John non può credere che la moglie sia veramente colpevole, così quando è acclarata la condanna giudiziaria, escogita un piano per farla evadere e fuggire con lei. Nella fase preparazione John si scontrerà piuttosto dolorosamente  con le difficoltà  di compiere un atto illegale da parte di un ingenuo neofita del crimine. A tempo debito però John avrà reperito le risorse finanziarie, pianificato la fuga e rapito la incredula moglie dopo averla fatta trasportare fuori dal carcere con un inganno.
Riuscirà John da mite professore a trasformarsi in smaliziato criminale raggiungendo una rinnovata libertà con moglie e figlio?

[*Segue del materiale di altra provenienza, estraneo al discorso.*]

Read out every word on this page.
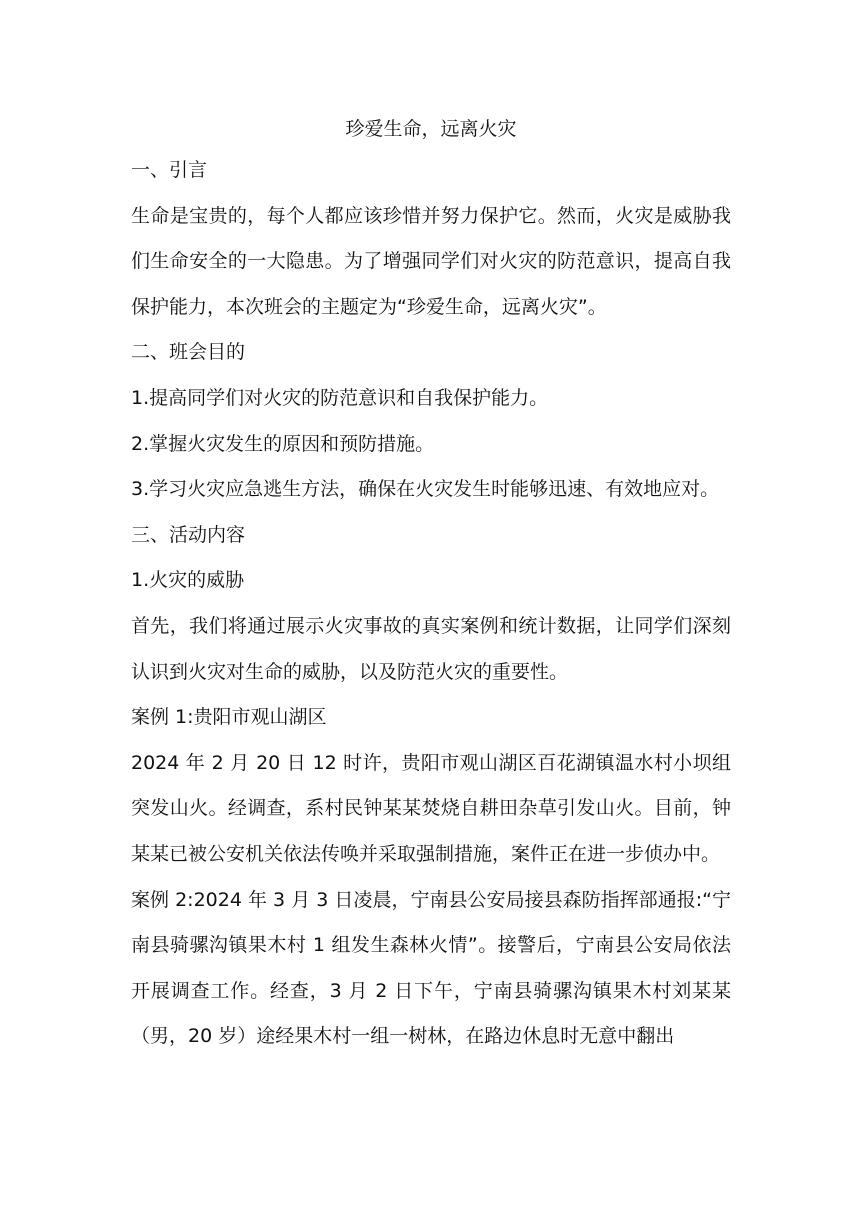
珍爱生命，远离火灾

一、引言

生命是宝贵的，每个人都应该珍惜并努力保护它。然而，火灾是威胁我们生命安全的一大隐患。为了增强同学们对火灾的防范意识，提高自我保护能力，本次班会的主题定为“珍爱生命，远离火灾”。

二、班会目的

1.提高同学们对火灾的防范意识和自我保护能力。

2.掌握火灾发生的原因和预防措施。

3.学习火灾应急逃生方法，确保在火灾发生时能够迅速、有效地应对。

三、活动内容

1.火灾的威胁

首先，我们将通过展示火灾事故的真实案例和统计数据，让同学们深刻认识到火灾对生命的威胁，以及防范火灾的重要性。

案例 1:贵阳市观山湖区

2024 年 2 月 20 日 12 时许，贵阳市观山湖区百花湖镇温水村小坝组突发山火。经调查，系村民钟某某焚烧自耕田杂草引发山火。目前，钟某某已被公安机关依法传唤并采取强制措施，案件正在进一步侦办中。

案例 2:2024 年 3 月 3 日凌晨，宁南县公安局接县森防指挥部通报:“宁南县骑骡沟镇果木村 1 组发生森林火情”。接警后，宁南县公安局依法开展调查工作。经查，3 月 2 日下午，宁南县骑骡沟镇果木村刘某某（男，20 岁）途经果木村一组一树林，在路边休息时无意中翻出
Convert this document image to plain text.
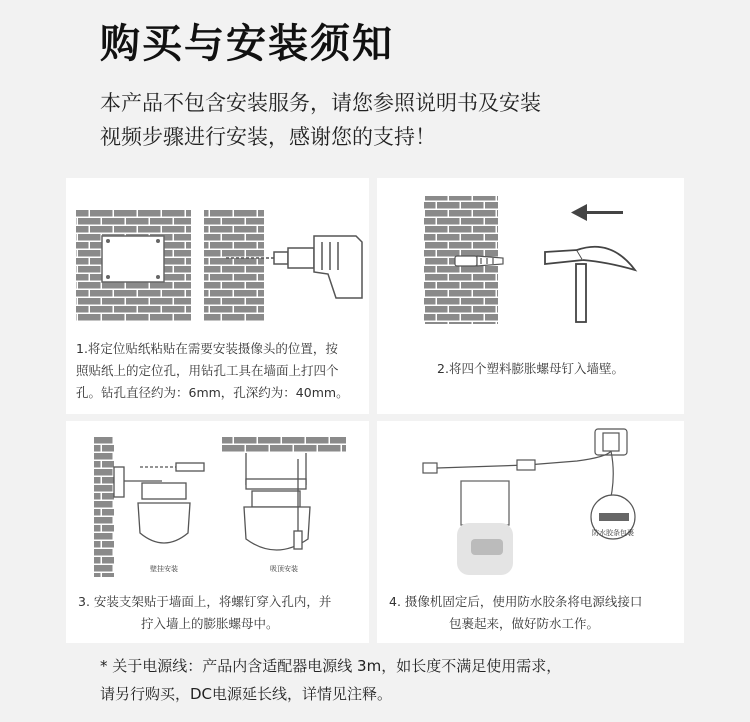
购买与安装须知

本产品不包含安装服务，请您参照说明书及安装

视频步骤进行安装，感谢您的支持！

1.将定位贴纸粘贴在需要安装摄像头的位置，按

照贴纸上的定位孔，用钻孔工具在墙面上打四个

孔。钻孔直径约为：6mm，孔深约为：40mm。

2.将四个塑料膨胀螺母钉入墙壁。

壁挂安装	吸顶安装

3. 安装支架贴于墙面上，将螺钉穿入孔内，并

拧入墙上的膨胀螺母中。

防水胶条包裹

4. 摄像机固定后，使用防水胶条将电源线接口

包裹起来，做好防水工作。

* 关于电源线：产品内含适配器电源线 3m，如长度不满足使用需求，

请另行购买，DC电源延长线，详情见注释。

Ogni piano perfetto si scontra con l'imprevedibile, la sfortuna...vale davvero la pena di provarci?
Per sapere come finisce dovrete andare a scoprirlo al cinema, quello che è sicuro è che per John ne vale la pena. La sceneggiatura infatti si premura di chiarire che per il protagonista non è più tanto importante se la moglie è davvero colpevole oppure no; lui decide che non lo è, non lo può essere, e si comporta di conseguenza: di fronte a un sistema giudiziario che fallisce, il tentativo di ristabilimento della giustizia da parte di John passerà per diversi reati, fino a giungere - in modo che abbiamo trovato addirittura ironico - all'omicidio: Lara forse è innocente, John invece colpevole lo è di sicuro, ma allo spettatore ormai non importa più. Lara, fra l'altro, è un personaggio ambiguo, solo nelle ultime sequenze si scoprirà la verità su di lei, ma nel corso del film non ci sono appigli per anticipare la soluzione. Anche lo spettatore, come John, deve decidere in cosa credere.

Il film dopo una partenza fulminante tende a incepparsi nella fase di preparazione della fuga, per poi riprendersi (per fortuna!) nell'azione mozzafiato della fuga e dell'inseguimento.
Probabilmente qualche minuto in meno nella parte centrale della pellicola non avrebbe nuociuto alla scorrevolezza dell'insieme.

Il cast è straordinario e racchiude star del cinema e della TV.  Olivia Wilde (una bellezza moderna vista in The O.C. e Dr. House in TV), Liam Neeson, appena un cameo, come anche RZA (celebre rapper che ricordiamo per un cameo e la bella colonna sonora in Ghost Dog di Jarmusch), infine un commovente Brian Dennehy padre di John che intuisce le intenzioni del figlio ma non tenta di fermarlo, condividendone le motivazioni. Con questi attori ci sarebbe piaciuto vedere sviluppati meglio i personaggi di contorno.

Un dettaglio un po' inquitante sui tempi che viviamo: John impara molte cose, ad esempio fabbricare passepartout universali e scassinare le serrature delle automobili attraverso accurati tutorials su youtbe. Dopo "Clio Makeup" arriveremo a "Jake Breakup"?

Personalmente abbiamo già avuto modo (qui) di dichiarare la nostra ammirazione per Crowe, che sa con la forza delle emozioni rendere credibile l'inverosimile. Questa pellicola non resterà fra le sue più memorabili, ma noi lo seguiremo sempre con partecipazione nei bassifondi di Pittsburgh (brutta città, a giudicare da come è ripresa) per coprirgli le spalle da falsari infidi e spacciatori violenti. A quanto sembra, però, sa cavarsela alla grande anche da solo!